By Anastasia Blosser and Gabriela Silva Ponte
Holocaust survivor, Sol Nayman shared his experience at Toronto Metropolitan University (TMU) as part of Hillel TMU’s sixth annual Holocaust education week on Nov. 9.
Over 100 attendees were present, according to an Instagram post made by the student group.
Hillel TMU is a Jewish student group that “works to amplify Jewish campus life,” according to its website. The group organized and hosted Holocaust Education Week at the university from Nov. 6 to 9.
Other events held throughout the week include the Untold Stories photo exhibit and the Never Again is Now antisemitism panel.

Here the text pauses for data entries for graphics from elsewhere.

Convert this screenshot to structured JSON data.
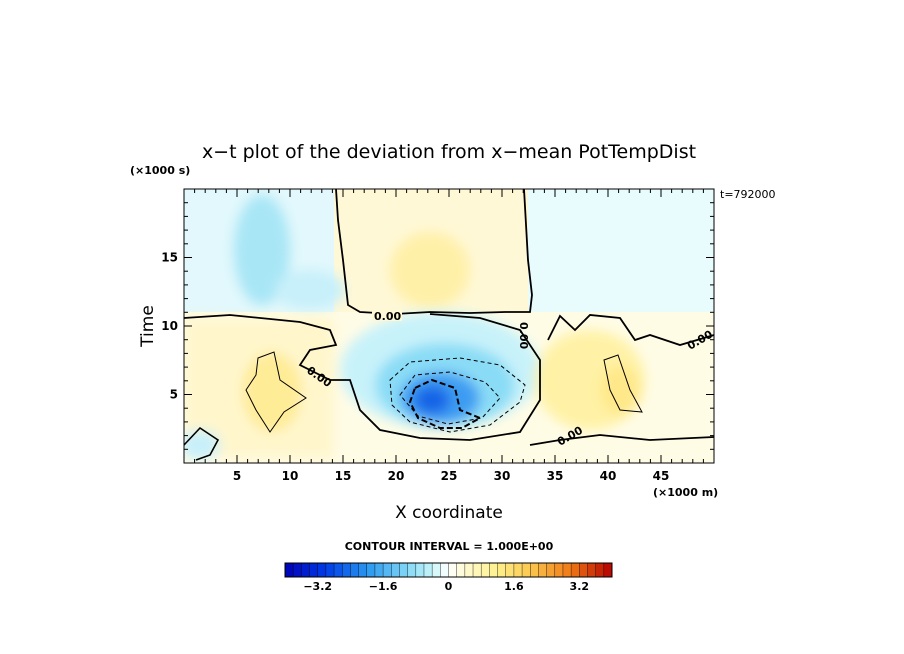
{
  "chart_data": {
    "type": "heatmap",
    "title": "x−t plot of the deviation from x−mean PotTempDist",
    "xlabel": "X coordinate",
    "ylabel": "Time",
    "x_unit": "(×1000 m)",
    "y_unit": "(×1000 s)",
    "time_label": "t=792000",
    "x_ticks": [
      "5",
      "10",
      "15",
      "20",
      "25",
      "30",
      "35",
      "40",
      "45"
    ],
    "y_ticks": [
      "5",
      "10",
      "15"
    ],
    "x_tick_values": [
      5,
      10,
      15,
      20,
      25,
      30,
      35,
      40,
      45
    ],
    "y_tick_values": [
      5,
      10,
      15
    ],
    "xlim": [
      0,
      50
    ],
    "ylim": [
      0,
      20
    ],
    "contour_interval": "CONTOUR INTERVAL = 1.000E+00",
    "contour_labels": [
      "0.00",
      "0.00",
      "0.00",
      "0.00",
      "0.00"
    ],
    "colorbar": {
      "tick_labels": [
        "−3.2",
        "−1.6",
        "0",
        "1.6",
        "3.2"
      ],
      "tick_values": [
        -3.2,
        -1.6,
        0,
        1.6,
        3.2
      ],
      "range": [
        -4.0,
        4.0
      ],
      "step": 0.2
    },
    "colors": {
      "cold_extreme": "#0000b4",
      "cold": "#1e78f0",
      "cool": "#7ad4f4",
      "cool_light": "#c8f4fa",
      "neutral": "#ffffff",
      "warm_light": "#fffad2",
      "warm": "#fff08c",
      "hot": "#f0a014",
      "hot_extreme": "#b40000"
    },
    "regions": [
      {
        "name": "upper-left cool band",
        "x": [
          0,
          13
        ],
        "y": [
          11,
          20
        ],
        "value": 0.4
      },
      {
        "name": "upper central warm band",
        "x": [
          14,
          34
        ],
        "y": [
          11,
          20
        ],
        "value": 0.3
      },
      {
        "name": "upper right cool band",
        "x": [
          33,
          50
        ],
        "y": [
          11,
          20
        ],
        "value": -0.2
      },
      {
        "name": "cold core",
        "center": [
          23.5,
          5.0
        ],
        "value": -3.2
      },
      {
        "name": "cool anomaly",
        "center": [
          24,
          6.5
        ],
        "value": -1.0
      },
      {
        "name": "warm left blob",
        "center": [
          8,
          5
        ],
        "value": 0.8
      },
      {
        "name": "warm right blob",
        "center": [
          39,
          5
        ],
        "value": 0.6
      }
    ]
  }
}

Hillel TMU president, Noam Kehimkar, said university communities have a responsibility to learn about the Holocaust to ensure the tragedy will never be repeated.
“In times of tension, we can be the agents of change, advocates for peace and bearers,” she said at the event. “Together, we can build a world [where] the lessons of the Holocaust guide us toward a more compassionate world.”

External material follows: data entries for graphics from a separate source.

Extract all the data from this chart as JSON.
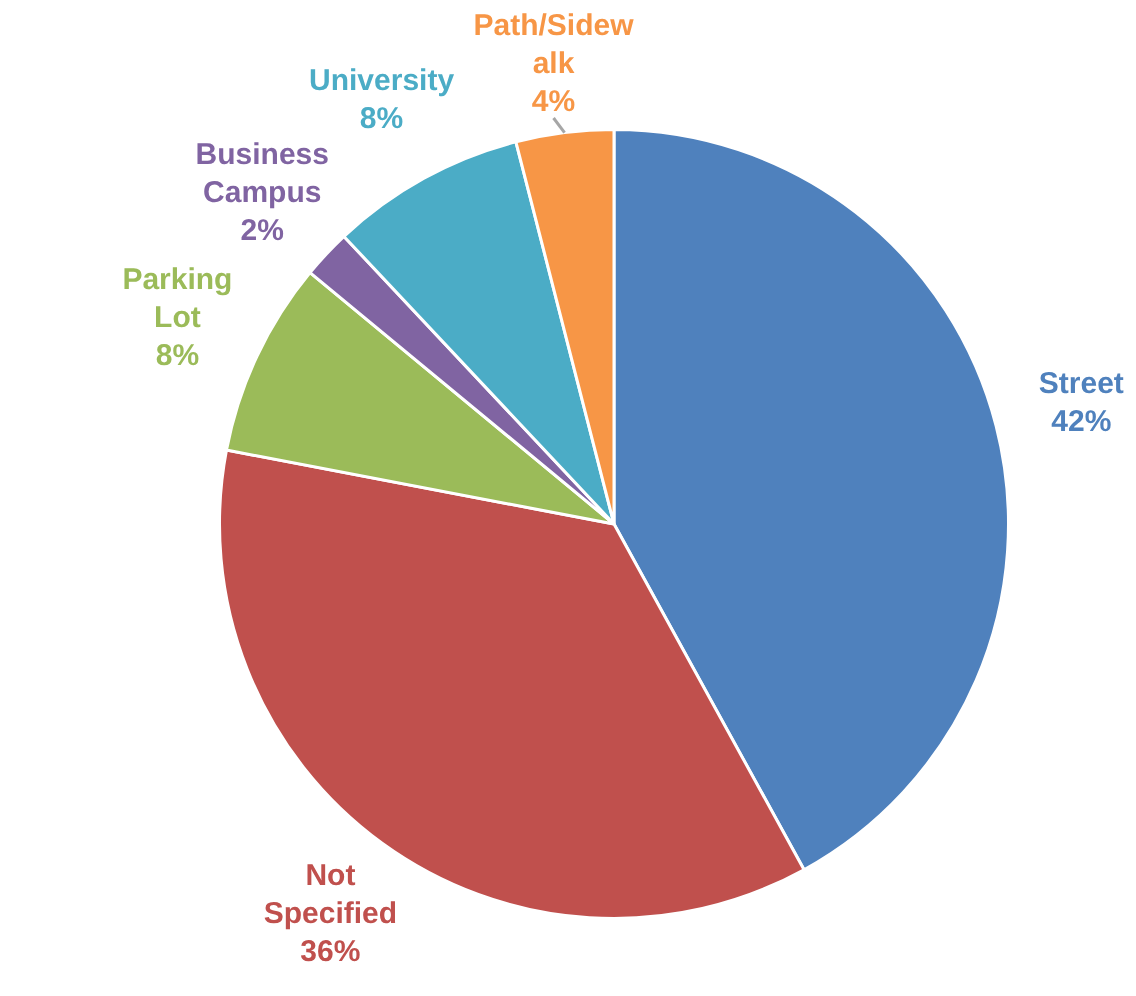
{
  "chart_data": {
    "type": "pie",
    "categories": [
      "Street",
      "Not Specified",
      "Parking Lot",
      "Business Campus",
      "University",
      "Path/Sidewalk"
    ],
    "values": [
      42,
      36,
      8,
      2,
      8,
      4
    ],
    "colors": [
      "#4f81bd",
      "#c0504d",
      "#9bbb59",
      "#8064a2",
      "#4bacc6",
      "#f79646"
    ],
    "value_labels": [
      "42%",
      "36%",
      "8%",
      "2%",
      "8%",
      "4%"
    ],
    "legend": false
  }
}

In an interview with The Eyeopener, Kehimkar said she hopes students learned from Nayman’s experience and will take it with them.
“It’s the first survivor testimony we’ve done in a while and it really warmed my heart to see so many students, parents and faculty members come out,” she said. “We are one of the last generations to hear a survivor testimony [first-hand].”
Toni De Mello, TMU’s vice-president of equity and community inclusion, said listening to the experiences of Holocaust survivors first hand is a privilege.
“We can record their stories, and we can listen to them on screen, but there is something about hearing somebody’s story in person,” De Mello said. “While we can’t reverse what these folks have experienced, what we’ve tried to do is hear their story and see how we can support moving forward.”
Six candles were lit in memory of Jewish people who perished, persecuted Romani people and other ethnic groups, 2SLGBTQIA+ communities, political victims, people with disabilities and children who were targeted by the Nazi regime.
The organizers then asked for a moment of silence in memory of those who were killed or victimized by the Holocaust.
After TMU community members opened the event, Nayman took to the stage to share his experience.
Nayman said he escaped Poland with his family in 1939. They were initially sent to a labour camp in present day Russia before going to another one in Ukraine.
Following the end of the Second World War, he and his family lived in a German displaced persons camp until they immigrated to Canada in 1948 as tailors and garment manufacturers.
Nayman said his mission in life is to promote Holocaust education and genocide awareness to inspire others to oppose hatred and discrimination of any kind.
“I realized that I’m one of a diminishing universe of people, one of a group of Holocaust survivors that is getting smaller and smaller, so I realized I better do something about it,” he said.
“You are the last generation who will be in the presence of Holocaust survivors.”
Alec Momenee-Duprie, vice-president of first-year engagement at Hillel TMU, said he recognizes that Holocaust education can be depressing but wants students to leave feeling motivated.
“When we as Jews beg people to look at these atrocities, we aren’t trying to get pity, we aren’t trying to get any kind of privilege from being oppressed. What we’re trying to do is say, look at what happened,” he said.
“What I hope people are invigorated to do is to stand up and in whatever way they can and stop being silent.”
Momenee-Duprie said that the lessons learned from the Holocaust can be applied to modern international relations.
“As we look at the events that are currently going on, the victims of both sides and the perpetrators of both sides are all human,” he said.
“The way that this kind of nuanced, decades long, complicated, messy global conflict will end is by each side understanding the humanity of the other and the right of the other to exist.”
TMU president Mohamed Lachemi said that the events of Holocaust education week aligned with the school’s values.
“The university has consistently shared that it is our expectation that TMU students, community members and their guests always conduct themselves and express their views in a manner that demonstrates respect, civility—and ideally empathy,” Lachemi told The Eye in an email.
“This is in keeping with the university’s values, and in ways that are free from discrimination, racism or hatred.”
Lachemi also said that the events followed standard protocol and security was present to ensure everything ran smoothly.
“We must continue to be a place that is welcoming for students, faculty and staff of all cultures and backgrounds; a place where those who may want to debate or disagree do so respectfully and with civility,” he said.
The Holocaust took place during the Nazi era in Germany between 1933 and 1945. Throughout the Second World War, six million Jews and five million Soviet prisoners of war, Romanies, Jehovah’s Witnesses, queer, disabled persons and more were persecuted, according to the National WWII Museum.
Nayman said that Holocaust education is not memorizing the statistics of casualties but rather understanding how a person can “incite violence” through their words.
He brought attention to the stages of genocide that ends with extermination and denial.
He warned the audience to “beware of the beginning” and to look for early warning signs such as the classification of and discrimination against marginalized groups.
“There is only one thing worse than the Holocaust,” Nayman said. “That is a world that forgets it happened.”